Termina com a improcedência da acção, não se reconhecendo qualquer preferência aos AA., mantendo-se a validade da escritura de compra e venda celebrada pelos RR. e ordenando-se o cancelamento do registo da acção.
Responderam os AA. à matéria das excepções, concluindo como na petição inicial.
Correspondendo a um convite formulado ao abrigo do disposto no art.º 508, nº 3 do CPC os AA. viriam a completar a matéria da petição inicial, com um articulado em que concretizavam o tempo e a forma da posse sobre os imóveis que ali haviam relatado, o que mereceu nova e completa impugnação dos RR..

O processo seguiu os seus termos e, a final, após o provimento de um agravo interposto pelos RR. que determinou a reabertura do julgamento para a produção de prova que não fora admitida e a repetição dos actos processuais subsequentes, foi proferida sentença em que, julgando-se a acção procedente por provada se declarou nulidade da escritura de compra e venda lavrada em 19 de Julho de 2002 (…) na parte em que o R. F... vendeu à R. G....o direito de propriedade sobre metade indivisa dos prédios em causa; que a R. G....não será titular do direito de propriedade sobre a metade indivisa que teria adquirido ao R. F…. sobre os bens imóveis referidos, conforme se arroga; se ordenou o cancelamento dos registos realizados com base na escritura referida, na parte em que o R. F…. declarou vender o direito de propriedade sobre a metade indivisa dos prédios mencionados e que teria sido transmitido através da mesma.
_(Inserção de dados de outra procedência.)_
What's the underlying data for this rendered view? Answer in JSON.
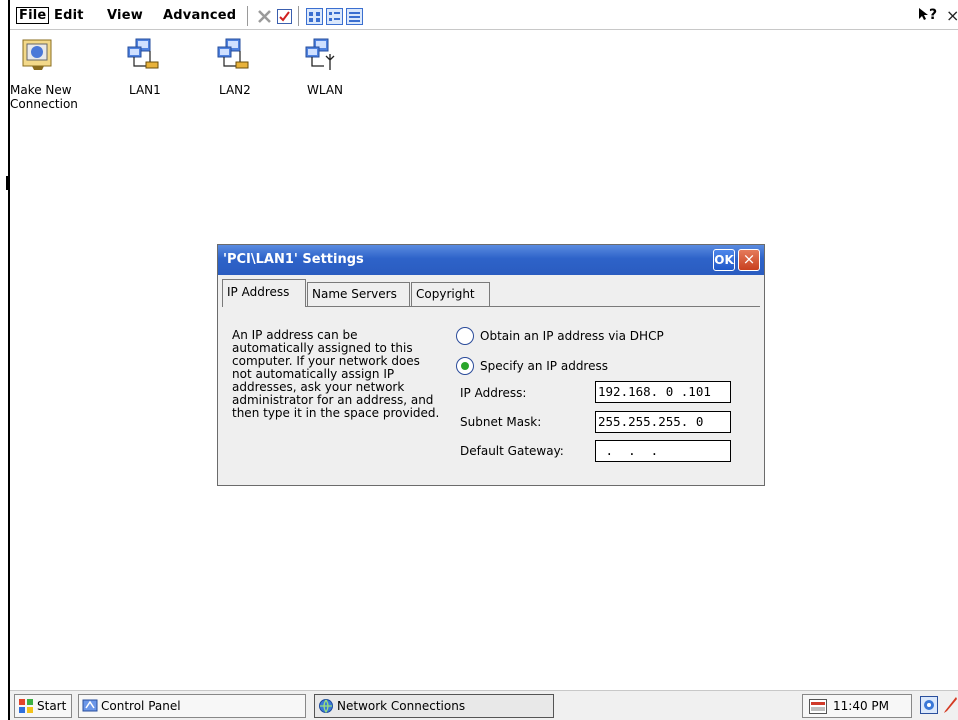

Irresignados com o assim sentenciado, dele recorreram todos os RR., recurso admitido como apelação com efeito meramente devolutivo.

Colhidos os vistos cumpre decidir.

São os seguintes os factos dados como provados na 1ª instância:

A)

***

A apelação.
Os apelantes encerram as respectivas alegações Como se sabe delimitadoras do objecto recursivo ex vi dos art.ºs 684, nº 3 e 690 nº 1 do CPC.
com conclusões em que fundamentalmente, segundo um ordenamento lógico, suscitam as questões de saber se:

1º - Se impõe a modificação da decisão da matéria de facto no que concerne às respostas aos nºs 13 e 14 da base instrutória;
2º - Se devem ter-se por demonstrados os factos que integrariam a simulação da compra-e-venda de que proveio o direito de que os AA. se arrogam, e, consequentemente, se há que considerar tal venda nula e de nenhum efeito;
3º - Se, de todo o modo, há abuso do direito por parte dos AA., resultante da circunstância de se constatar que o comprador H.... não pagou o preço dessa aquisição;
4º - Se o H.... e os AA., ora apelados, ao não terem procedido ao registo do direito adquirido sobre os imóveis em litígio, não podem fazer prevalecer esse seu direito perante o direito da Ré G...., adquirido de boa-fé e registado;
5º - Se há litigância de - por banda dos AA.


Os AA. contra-alegaram batendo-se pela confirmação da sentença.


***

1ª Questão:

Sobre a pretendida alteração da decisão de facto.

Era o seguinte o teor dos artºs 13 e 14 da base instrutória agora questionados:

13º
Até hoje, o referido H.... não pagou o preço declarado na escritura mencionada em B)?
14º
A mandatária do R. F...., …., celebrou a escritura referida em B), em seu nome, sem que tivesse previamente esclarecido cabalmente àquele todos os efeitos do negócio jurídico e sem que tivesse entregue àquele o preço declarado?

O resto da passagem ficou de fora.